Give me your worst, Lemmy! Absolutely nothing is off limits. Let’s get fucking weird!
I post this here because /c/iama doesn’t seem to be a thing…
Don’t hold back you jerks!
EDIT: It’s just about 05:00 for me. Night night! I’ll answer any other questions. In a few hours!
Vim or Emacs?
Vim all the way!!
Are you AVAB (assigned Vim at birth) or are you trans-editor?
Definitely AVAB. I love working through a terminal. One cannot do everything on iTerm2 as one could do on a Debian distro, but it gets pretty close.
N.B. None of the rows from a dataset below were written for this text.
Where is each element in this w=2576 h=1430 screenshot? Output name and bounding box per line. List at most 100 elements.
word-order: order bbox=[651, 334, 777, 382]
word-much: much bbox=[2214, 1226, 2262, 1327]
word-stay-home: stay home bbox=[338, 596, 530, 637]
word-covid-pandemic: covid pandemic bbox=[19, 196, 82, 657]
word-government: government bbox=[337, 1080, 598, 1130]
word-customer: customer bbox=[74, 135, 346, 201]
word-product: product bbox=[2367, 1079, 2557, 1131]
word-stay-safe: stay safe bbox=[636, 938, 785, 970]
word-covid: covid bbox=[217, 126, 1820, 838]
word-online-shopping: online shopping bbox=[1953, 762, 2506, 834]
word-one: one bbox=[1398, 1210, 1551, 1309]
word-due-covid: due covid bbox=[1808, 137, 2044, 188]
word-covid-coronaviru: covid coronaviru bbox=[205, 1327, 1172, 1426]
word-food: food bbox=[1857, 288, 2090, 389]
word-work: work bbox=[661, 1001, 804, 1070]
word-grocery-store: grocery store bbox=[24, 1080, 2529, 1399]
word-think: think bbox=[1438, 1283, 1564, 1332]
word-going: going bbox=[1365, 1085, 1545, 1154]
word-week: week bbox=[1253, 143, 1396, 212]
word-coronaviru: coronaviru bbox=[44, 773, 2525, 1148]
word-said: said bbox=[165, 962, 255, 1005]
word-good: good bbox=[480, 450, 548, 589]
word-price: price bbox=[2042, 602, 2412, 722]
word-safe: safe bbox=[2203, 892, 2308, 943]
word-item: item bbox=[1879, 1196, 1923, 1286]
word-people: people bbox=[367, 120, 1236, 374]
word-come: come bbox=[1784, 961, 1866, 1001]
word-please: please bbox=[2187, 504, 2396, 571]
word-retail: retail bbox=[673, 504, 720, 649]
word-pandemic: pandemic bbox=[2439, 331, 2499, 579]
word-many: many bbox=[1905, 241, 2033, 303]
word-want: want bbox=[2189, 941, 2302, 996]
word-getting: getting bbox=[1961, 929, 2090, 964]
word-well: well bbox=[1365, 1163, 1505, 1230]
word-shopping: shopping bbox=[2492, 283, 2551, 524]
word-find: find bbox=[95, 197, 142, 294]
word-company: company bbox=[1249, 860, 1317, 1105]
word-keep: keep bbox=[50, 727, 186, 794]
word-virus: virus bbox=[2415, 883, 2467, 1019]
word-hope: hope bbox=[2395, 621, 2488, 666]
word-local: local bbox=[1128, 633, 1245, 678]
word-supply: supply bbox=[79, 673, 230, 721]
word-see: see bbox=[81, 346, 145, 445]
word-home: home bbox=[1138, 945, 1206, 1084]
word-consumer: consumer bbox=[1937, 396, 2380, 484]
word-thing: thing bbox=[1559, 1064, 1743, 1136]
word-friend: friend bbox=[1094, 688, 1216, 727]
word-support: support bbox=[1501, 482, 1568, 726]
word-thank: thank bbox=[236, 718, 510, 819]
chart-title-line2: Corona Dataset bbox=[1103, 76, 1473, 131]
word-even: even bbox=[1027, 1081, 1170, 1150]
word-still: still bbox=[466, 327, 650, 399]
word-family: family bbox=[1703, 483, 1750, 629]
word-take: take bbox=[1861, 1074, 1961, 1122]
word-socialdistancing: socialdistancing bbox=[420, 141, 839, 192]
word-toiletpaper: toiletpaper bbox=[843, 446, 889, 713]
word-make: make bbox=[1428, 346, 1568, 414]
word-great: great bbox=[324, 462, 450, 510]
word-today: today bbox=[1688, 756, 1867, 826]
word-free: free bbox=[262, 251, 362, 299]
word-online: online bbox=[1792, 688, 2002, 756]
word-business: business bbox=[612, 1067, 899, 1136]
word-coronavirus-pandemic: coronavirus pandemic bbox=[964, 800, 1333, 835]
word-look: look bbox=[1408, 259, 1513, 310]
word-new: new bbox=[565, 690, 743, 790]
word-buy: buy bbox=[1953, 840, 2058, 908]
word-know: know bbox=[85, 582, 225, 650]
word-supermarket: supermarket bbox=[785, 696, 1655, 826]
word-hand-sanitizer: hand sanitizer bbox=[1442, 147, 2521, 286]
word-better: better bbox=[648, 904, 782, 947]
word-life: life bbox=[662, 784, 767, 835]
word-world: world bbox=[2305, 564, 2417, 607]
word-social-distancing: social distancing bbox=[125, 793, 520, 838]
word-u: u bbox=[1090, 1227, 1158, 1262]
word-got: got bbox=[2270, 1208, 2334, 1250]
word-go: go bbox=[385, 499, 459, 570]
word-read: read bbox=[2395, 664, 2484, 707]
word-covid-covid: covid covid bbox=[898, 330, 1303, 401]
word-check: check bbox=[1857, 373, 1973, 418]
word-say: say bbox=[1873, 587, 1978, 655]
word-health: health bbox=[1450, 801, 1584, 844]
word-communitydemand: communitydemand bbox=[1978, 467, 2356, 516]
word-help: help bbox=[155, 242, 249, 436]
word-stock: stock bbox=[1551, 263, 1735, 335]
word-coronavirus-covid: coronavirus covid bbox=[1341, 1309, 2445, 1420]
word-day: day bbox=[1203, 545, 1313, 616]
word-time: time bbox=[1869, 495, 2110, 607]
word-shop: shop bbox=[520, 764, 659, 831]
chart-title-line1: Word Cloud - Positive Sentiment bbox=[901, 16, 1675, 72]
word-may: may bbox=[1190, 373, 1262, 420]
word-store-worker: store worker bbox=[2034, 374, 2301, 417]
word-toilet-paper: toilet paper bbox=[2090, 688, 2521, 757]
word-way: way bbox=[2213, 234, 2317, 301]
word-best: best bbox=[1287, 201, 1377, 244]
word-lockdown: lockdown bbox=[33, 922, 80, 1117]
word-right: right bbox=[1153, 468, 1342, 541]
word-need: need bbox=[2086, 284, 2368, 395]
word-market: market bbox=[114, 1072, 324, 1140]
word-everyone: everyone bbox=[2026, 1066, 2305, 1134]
Have you even tried emacs?
Gotta be honest…Maybe once.
sudo apt install mousepad
For most tasks, it’s fine. I originally bought a MacBook because I wanted to do Obj-C programming for iPhone OS, as it was called at that time. However, my ex-wife became pregnant and gave birth to our son. He is almost 16 now, and I cannot seem to find the joy in anything that I once did. He is a sophomore now, once he starts college, I will try to chase my dream of being an indie iOS dev. I really wanted to be a r.petrich of JB fame, but it seems that JB is not for the masses anymore.
I would recommend giving it a try, there is doomemacs if you’re feeling like learning or spacemacs if you don’t. Both have a vi-like usage.
What’s the hardest part of being out as trans, other than the obvious transphobes? The subtle stuff most people don’t think about, I mean.
Not the OP, but if you are soliciting opinions…
For me it’s the fact that nobody really believes us when we talk about our issues or even the things we personally experience. Even well meaning people, even friends, immediately assume that we are exaggerating or imagining things when we talk, or assume they know better about what is or is not harmful to us.
Like the obvious hateful transphobes are one thing. But getting that attitude from people one knows personally is tiring and more than a little scary.
For me, the hardest part is trying to figure out where I belong. In Viet culture, at a party, the guys hang with the guys, and the girls with the girls. Even when I put a full face on, I never feel like I am one of the girls. It doesn’t help that everyone knew me before I came out. So I don’t fit in anywhere. It’s lonely. My sister Chi Man tries to help, but I am usually the odd one out. This has been going on for years now, so I have tried to make peace with it. This is a lonely life. With that said, I do not regret my decision to live as the person I am meant to be.
All I need in this life is my son and my best friend. That is enough for me.
Your opinion on programmer socks?
Hold up, are we talking about those knee high socks that don’t match with any clothing what-so-ever??
Hi there! Looks like you linked to a Lemmy community using a URL instead of its name, which doesn’t work well for people on different instances. Try fixing it like this: !unixsocks@lemmy.blahaj.zone
I prefer MacOS overall. Explain to me why I am so wrong!
My rPi is obvs on Debian, but does Plex really count?
I can’t because I’m still using my old Mac Pro 2013 with other Apple products.
Mac on the laptop + Linux on the server = pure heaven.
What’s the weirdest thing that’s happened to you since coming out as trans?
Let’s find the benchmark for making the questions weird.
That is a great question!
I need to preface this by saying that my entire friend group is Viet.
In Viet culture, male and female roles are explicitly defined. That means that, generally, the girls hang with the girls, and the guys hang with the guys.
The weirdest part is kind of sad. I don’t fit in with the girls because I am not feminine enough, and the guys try to grab my tits as a joke. I don’t belong anywhere.
My best friend, Chi Man is the one that helps me stay grounded to this earth.
Otherwise, it’s the usual contract custodian doesn’t get a good look at me, so they warn me about going into the men’s room at work (where I was specifically told to go )
Those guys sound like assholes and many would consider their behaviour to be sexual harassment/ assault.
Agreed. After I was raped the first time, my outlook on the world changed. This was a guy I met on Grindr, and I was not being safe at all. My big sis tried to warn me, but I just wanted to have fun like the cishet people do. I know SA is a big problem when it comes to casual sex and women. I never thought it would happen to me. That is what we all think.
The pigs never even contacted me after my rape-kit at the hospital.
Everyone, regardless of gender., should be careful out there. Remember that the pigs are not your friends; they exist as protectors of property and straight white people.
the pigs have been pretty shitty at processing rape kits for everyone:
https://www.clickondetroit.com/news/local/2022/11/16/backlog-of-11k-untested-detroit-rape-kits-from-1984-to-2009-have-been-fully-tested/Hey sorry I’m late, but thanks for your response to my original question above. I’m sorry such shit things have happened to you but I hope things get better <3
Thank you!
Prove the Generalized Stokes Theorem.